Un reportage de Lionel Maillet pour Sud Radio
Au bloc opératoire où elle travaillait, une infirmière anesthésiste - qui souhaite garder l'anonymat - n’était pas souvent confrontée à la mort, c’est désormais devenu son quotidien dans le service de réanimation où elle a été affectée.
"Là, ce sont des patients dont on voit la santé s'améliorer, se dégrader par la suite dont on ne sait pas s'ils vont vivre ou mourir. Je pense que le plus difficile dans cette situation, c'est que les patients sont isolés de leur famille et décèdent souvent seuls.

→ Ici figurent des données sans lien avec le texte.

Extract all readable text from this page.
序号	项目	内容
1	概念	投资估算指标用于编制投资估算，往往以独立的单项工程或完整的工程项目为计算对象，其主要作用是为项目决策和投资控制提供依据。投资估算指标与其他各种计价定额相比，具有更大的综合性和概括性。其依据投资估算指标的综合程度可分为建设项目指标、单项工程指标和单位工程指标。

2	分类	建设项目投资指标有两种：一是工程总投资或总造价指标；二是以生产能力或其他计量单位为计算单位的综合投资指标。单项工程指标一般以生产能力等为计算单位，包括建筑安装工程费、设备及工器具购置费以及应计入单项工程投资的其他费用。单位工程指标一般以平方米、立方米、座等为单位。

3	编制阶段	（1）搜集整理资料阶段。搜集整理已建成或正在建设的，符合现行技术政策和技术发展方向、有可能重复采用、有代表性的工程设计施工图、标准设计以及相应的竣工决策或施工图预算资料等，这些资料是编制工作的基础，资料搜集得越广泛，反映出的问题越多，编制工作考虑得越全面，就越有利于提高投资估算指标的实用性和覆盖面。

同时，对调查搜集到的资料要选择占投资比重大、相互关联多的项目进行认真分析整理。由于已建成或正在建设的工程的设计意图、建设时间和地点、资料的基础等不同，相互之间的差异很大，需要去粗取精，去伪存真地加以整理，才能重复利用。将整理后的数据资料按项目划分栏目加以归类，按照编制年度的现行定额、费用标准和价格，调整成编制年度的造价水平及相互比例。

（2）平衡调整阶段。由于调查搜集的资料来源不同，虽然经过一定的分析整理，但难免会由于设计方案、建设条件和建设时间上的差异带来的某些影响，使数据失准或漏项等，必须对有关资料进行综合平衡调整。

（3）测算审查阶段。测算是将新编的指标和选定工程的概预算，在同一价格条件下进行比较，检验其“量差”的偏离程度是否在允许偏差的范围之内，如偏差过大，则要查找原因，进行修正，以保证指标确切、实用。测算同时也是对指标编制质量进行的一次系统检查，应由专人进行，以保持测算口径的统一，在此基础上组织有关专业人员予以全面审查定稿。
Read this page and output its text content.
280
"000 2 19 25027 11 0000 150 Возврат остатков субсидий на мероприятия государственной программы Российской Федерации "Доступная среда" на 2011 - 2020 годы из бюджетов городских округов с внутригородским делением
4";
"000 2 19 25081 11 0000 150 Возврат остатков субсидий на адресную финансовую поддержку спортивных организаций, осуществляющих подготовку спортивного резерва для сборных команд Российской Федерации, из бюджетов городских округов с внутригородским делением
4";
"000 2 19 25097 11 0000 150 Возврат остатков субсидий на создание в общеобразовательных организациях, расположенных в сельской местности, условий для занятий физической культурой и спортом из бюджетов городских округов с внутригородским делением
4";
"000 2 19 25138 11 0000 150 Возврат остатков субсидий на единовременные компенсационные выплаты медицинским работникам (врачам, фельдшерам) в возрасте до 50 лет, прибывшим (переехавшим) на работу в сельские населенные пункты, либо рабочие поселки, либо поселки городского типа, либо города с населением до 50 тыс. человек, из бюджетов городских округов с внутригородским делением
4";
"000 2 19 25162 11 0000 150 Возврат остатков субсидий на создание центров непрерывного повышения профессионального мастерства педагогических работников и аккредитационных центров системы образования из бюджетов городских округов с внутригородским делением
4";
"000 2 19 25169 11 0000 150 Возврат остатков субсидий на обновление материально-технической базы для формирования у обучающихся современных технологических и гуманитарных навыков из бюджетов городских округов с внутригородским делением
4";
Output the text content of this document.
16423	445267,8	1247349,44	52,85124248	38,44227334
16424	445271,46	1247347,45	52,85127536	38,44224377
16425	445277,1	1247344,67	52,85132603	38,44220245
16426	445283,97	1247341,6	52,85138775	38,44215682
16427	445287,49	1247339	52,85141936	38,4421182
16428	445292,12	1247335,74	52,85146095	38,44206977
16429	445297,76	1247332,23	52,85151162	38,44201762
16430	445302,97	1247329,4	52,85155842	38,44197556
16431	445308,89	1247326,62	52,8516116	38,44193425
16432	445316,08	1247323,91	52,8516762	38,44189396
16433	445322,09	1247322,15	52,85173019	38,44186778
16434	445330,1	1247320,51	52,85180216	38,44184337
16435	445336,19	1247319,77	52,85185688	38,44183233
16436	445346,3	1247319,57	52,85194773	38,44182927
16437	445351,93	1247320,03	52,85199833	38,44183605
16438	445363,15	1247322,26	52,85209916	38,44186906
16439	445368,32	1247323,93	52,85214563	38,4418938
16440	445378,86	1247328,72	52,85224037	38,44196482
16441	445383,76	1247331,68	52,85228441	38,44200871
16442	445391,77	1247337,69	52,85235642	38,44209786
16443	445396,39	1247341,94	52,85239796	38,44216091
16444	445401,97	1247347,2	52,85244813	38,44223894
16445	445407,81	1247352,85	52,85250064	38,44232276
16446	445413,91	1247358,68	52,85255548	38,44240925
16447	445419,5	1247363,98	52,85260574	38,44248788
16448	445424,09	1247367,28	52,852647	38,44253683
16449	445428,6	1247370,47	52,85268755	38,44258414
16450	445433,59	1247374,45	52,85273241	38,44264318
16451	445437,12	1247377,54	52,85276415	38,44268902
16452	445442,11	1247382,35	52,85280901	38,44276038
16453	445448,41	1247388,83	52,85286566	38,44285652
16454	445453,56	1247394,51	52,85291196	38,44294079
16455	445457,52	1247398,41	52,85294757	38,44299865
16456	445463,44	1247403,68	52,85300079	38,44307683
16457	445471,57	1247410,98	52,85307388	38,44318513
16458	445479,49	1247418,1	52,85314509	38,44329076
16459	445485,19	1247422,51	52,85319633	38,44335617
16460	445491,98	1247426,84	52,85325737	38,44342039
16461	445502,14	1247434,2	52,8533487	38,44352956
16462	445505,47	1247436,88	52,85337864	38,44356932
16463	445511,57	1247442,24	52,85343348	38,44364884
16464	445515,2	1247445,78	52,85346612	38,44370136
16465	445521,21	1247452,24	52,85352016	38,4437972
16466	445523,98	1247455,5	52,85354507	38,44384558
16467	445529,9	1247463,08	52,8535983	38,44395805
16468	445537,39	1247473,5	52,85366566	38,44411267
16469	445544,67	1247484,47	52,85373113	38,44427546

C'est vrai qu'on n'est pas forcément armés pour ça".
Certains ne sont pas loin de totalement craquer comme Fanny qui, avec la réorganisation des services, se retrouve en soins de nuit.
La voix embuée de larmes, Fanny évacue tout le stress acumulé. "De but en blanc, de vingt ans de bloc, je me suis retrouvée ainsi dans ce service (de réanimation, ndlr), c'est déroutant, c'est stressant. On parle de burn-out mais je pense que je n'en suis pas loin. C'est dur parce qu'on ne se sent pas en sécurité, ni pour le patient ni pour nous-même".
La mise en place d'une cellule psychologique inédite pour les soignants, d'ordinaire taiseux quant à leurs émotions
Pour aider les soignants à surmonter cette crise, la cellule d’urgence médico-psychologique, composée d’une trentaine de spécialistes et dirigée par le Dr Marion Dubois, sillonne les hôpitaux marseillais.
Le Dr Dubois justifie cette cellule par un contexte absolument inédit pour le personnel. En effet, "les soignants sont soignants, mais ils peuvent aussi devenir patients à un moment. Une infirmière qui travaille en réanimation a désormais la crainte d'être elle-même la semaine prochaine, la patiente Covid. Dans la culture "soignantes", on n'a pas l'habitude de s'épancher. Donc c'est pour cela que nous prenons les devants pour aller les rencontrer dans les couloirs, dans les salles de pause, dans les réanimations, dans les services Covid. C'est là que lorsqu'ils craquent, nous pouvons les prendre à part, discuter avec eux, essayer de les détendre et de les apaiser" .
Par ailleurs, cette équipe composée d’une trentaine de psychologues et de psychiatres vient aussi en aide aux familles des victimes du coronavirus.